Anticocaine Vaccine Approved for Clinical Study in Humans

Therapeutic gobbles up cocaine in the bloodstream

A vaccine developed at Weill Cornell Medicine and New York–Presbyterian to blunt the effects of cocaine has advanced to clinical trials. After demonstrating that the vaccine prevented cocaine from reaching the brain in animal studies, investigators are now enrolling active cocaine addicts in a phase 1 randomized controlled study to test how it works in people.

“Cocaine addiction is a huge problem that affects more than two million people in the United States, and results in more than 500,000 annual visits to emergency rooms,” said principal investigator Dr. Ronald Crystal. “While there are drugs, like methadone, designed to treat heroin, there aren’t any therapeutics available to treat cocaine addiction. We hope that our vaccine will change that.”

While most drugs that target addiction are designed to disrupt processes in the brain, the new vaccine, called dAd5GNE, is meant to absorb cocaine in the bloodstream—well before it has had a chance to pass the blood–brain barrier and produce a dopamine-induced “high.”

The dAd5GNE vaccine works by linking a cocaine-like molecule called GNE to a disrupted protein of an inactive adenovirus that typically causes cold-like symptoms and is likely to produce an immune response. The immune system then unleashes antibodies that attack both the virus and the cocaine-like molecules connected to it. Once the body sees cocaine as the enemy, if the drug enters the bloodstream, the body will respond with a flood of anticocaine antibodies, each meant to gobble up cocaine like a Pac-man, Crystal said. This means that if someone who has received the vaccine uses cocaine, within seconds it passes from the lungs to the bloodstream, and once there, the antibodies attack.
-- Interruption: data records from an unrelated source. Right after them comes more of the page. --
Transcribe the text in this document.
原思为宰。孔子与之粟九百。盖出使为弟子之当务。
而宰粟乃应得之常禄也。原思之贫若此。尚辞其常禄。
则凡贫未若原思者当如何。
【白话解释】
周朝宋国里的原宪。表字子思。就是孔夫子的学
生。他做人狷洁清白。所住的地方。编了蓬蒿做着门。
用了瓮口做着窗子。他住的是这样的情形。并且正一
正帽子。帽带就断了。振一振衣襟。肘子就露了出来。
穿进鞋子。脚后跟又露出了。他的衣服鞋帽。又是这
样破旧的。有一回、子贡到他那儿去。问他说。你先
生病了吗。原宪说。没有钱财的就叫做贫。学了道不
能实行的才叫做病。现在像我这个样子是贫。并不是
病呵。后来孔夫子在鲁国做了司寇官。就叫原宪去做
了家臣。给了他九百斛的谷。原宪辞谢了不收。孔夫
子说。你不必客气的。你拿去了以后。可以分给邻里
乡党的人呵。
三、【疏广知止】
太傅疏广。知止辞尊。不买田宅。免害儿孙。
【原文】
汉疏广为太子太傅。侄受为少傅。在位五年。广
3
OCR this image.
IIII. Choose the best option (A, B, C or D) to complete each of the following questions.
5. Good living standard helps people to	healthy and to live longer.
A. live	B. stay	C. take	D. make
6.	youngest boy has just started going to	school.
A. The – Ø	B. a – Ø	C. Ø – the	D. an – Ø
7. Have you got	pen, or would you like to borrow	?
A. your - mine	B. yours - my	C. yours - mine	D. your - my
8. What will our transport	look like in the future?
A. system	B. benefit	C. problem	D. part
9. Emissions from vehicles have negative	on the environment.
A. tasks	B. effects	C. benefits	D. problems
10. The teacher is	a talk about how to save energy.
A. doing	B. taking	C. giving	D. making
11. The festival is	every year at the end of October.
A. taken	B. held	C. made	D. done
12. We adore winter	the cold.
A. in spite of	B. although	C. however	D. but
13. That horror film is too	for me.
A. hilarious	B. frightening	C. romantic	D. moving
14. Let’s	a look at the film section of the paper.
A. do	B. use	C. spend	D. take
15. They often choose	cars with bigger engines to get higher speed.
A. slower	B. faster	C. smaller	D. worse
“The goal of this vaccine is to prevent cocaine from reaching the brain,” Crystal said. “While we know that this works very well in animals, now we need to find out if the vaccine will cause enough anticocaine antibodies to be produced so that it works in humans, too.”

The investigators are looking to enroll 30 subjects who are active cocaine users. The participants in the randomized, double-blind study will be divided into three consecutive, 10-person cohorts. Each cohort of 10 subjects will be randomly split into seven subjects receiving the vaccine and three subjects receiving placebo.
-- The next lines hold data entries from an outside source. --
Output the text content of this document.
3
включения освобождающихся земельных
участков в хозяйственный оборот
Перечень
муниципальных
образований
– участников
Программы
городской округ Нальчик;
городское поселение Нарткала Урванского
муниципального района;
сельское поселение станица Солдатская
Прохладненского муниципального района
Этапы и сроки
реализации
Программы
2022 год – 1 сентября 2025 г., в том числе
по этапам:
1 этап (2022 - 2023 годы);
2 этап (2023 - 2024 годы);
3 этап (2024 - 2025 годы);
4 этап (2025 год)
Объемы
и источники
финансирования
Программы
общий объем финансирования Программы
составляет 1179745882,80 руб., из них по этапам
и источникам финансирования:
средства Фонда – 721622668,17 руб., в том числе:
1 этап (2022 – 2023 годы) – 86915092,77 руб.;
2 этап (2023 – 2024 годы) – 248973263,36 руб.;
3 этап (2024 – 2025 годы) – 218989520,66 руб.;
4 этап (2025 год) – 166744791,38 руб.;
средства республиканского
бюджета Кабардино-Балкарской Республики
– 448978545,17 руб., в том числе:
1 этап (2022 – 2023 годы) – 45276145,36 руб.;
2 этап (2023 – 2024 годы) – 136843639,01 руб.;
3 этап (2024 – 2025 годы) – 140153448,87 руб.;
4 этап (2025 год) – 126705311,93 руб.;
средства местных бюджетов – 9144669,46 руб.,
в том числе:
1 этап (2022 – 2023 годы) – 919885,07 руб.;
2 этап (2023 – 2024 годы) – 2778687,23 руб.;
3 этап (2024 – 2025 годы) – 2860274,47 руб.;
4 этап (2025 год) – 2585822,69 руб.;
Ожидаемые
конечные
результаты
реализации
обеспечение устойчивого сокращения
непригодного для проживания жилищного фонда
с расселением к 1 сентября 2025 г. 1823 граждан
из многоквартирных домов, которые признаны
Before receiving the vaccine, each participant will be required to give up cocaine for at least 30 days, during which time they will undergo frequent urine screens to test for cocaine use. Their first vaccine dose will be administered as an injection in the shoulder. Additional boosters will be given every four weeks until the participant has received a total of six injections. After the final booster is given in week 20, the subjects will be monitored for another three months, until the study’s conclusion after 32 weeks.

Each participant will meet with investigators two or three times per week to assess safety and efficacy. These meetings will include regular urine drug screens, electrocardiograms, complete blood counts, and other measures of safety, as well as reviews of any anticocaine antibodies in the participants’ systems, self-reports on cocaine cravings, and the subjects’ desire for other drugs and alcohol. All of the participants will undergo standard drug-dependency therapy throughout the study.

After the first group of 10 subjects is finished, the second group will begin, followed by the third group. In total, 21 subjects will receive the vaccine in escalating doses, and nine subjects will receive placebo. The entire study is expected to take approximately three years to complete.

“Most people who become cocaine addicts want to give it up, but struggle to kick the habit in the long-term,” Crystal said. “If this vaccine works, it could represent a lifetime therapeutic for addicts.”